Phenotype and outcomes according to loop diuretic use in pulmonary arterial hypertension.

AIMS: The use of loop diuretics in pulmonary arterial hypertension (PAH) is less frequent compared with heart failure. The clinical and prognostic characteristics of PAH patients according to loop diuretic use remain unexplored. In this study, we retrospectively analysed the characteristics and survival of PAH patients requiring different doses of loop diuretics. METHODS AND RESULTS: Patients diagnosed with PAH between 2001 and 2022 at seven European centres for the management of PAH. According to the median equivalent dose of furosemide in the overall cohort, patients were divided into two subgroups: no/low-dose loop diuretic and high-dose loop diuretic. Primary outcome was 5 year all-cause mortality. Among the 397 patients included, 227 (57%) were treated with loop diuretics. Median daily furosemide equivalent dose was 25 mg, and accordingly patients were divided in no/low dose (i.e. ≤25 mg, n = 257, 65%) vs. high dose (i.e. >25 mg, n = 140, 35%). Patients in the high-dose group were older, more likely to have comorbidities, and had a more severe disease according to the ESC/ERS risk category.
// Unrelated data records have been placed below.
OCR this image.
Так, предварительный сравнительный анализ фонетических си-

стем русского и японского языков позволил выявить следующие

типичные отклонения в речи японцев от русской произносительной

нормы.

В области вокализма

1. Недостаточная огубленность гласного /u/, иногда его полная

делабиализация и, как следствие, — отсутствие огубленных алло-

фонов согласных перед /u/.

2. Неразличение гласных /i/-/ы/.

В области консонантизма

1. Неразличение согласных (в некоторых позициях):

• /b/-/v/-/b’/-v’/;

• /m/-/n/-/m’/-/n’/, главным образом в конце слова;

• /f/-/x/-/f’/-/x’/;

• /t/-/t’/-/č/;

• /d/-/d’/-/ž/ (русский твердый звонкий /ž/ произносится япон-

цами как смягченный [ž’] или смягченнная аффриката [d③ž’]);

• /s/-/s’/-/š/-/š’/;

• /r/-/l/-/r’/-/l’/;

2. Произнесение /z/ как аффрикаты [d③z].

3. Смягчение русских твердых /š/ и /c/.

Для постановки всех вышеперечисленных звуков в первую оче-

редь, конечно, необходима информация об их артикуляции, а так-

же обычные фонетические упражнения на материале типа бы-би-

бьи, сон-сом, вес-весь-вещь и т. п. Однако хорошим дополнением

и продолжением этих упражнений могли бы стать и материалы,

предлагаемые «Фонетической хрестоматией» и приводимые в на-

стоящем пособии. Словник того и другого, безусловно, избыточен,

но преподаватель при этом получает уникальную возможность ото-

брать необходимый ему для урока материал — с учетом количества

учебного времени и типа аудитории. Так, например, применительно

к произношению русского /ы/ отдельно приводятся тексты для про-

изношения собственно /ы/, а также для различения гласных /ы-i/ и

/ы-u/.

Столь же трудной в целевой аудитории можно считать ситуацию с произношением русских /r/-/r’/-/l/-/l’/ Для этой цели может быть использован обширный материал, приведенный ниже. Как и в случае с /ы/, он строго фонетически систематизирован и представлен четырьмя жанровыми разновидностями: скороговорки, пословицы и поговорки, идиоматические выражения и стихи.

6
Crude 5 year survival was significantly shorter in patients in the high-dose group, but after adjustment for age, sex, and risk category, high loop diuretic dose was not significantly associated with the primary outcome. CONCLUSIONS: Use of high dose of loop diuretics in PAH is associated with a higher burden of comorbidities, more severe disease, and worse survival. However, in PAH, the need of high loop diuretic dose is a marker of disease severity and not an independent prognostic factor.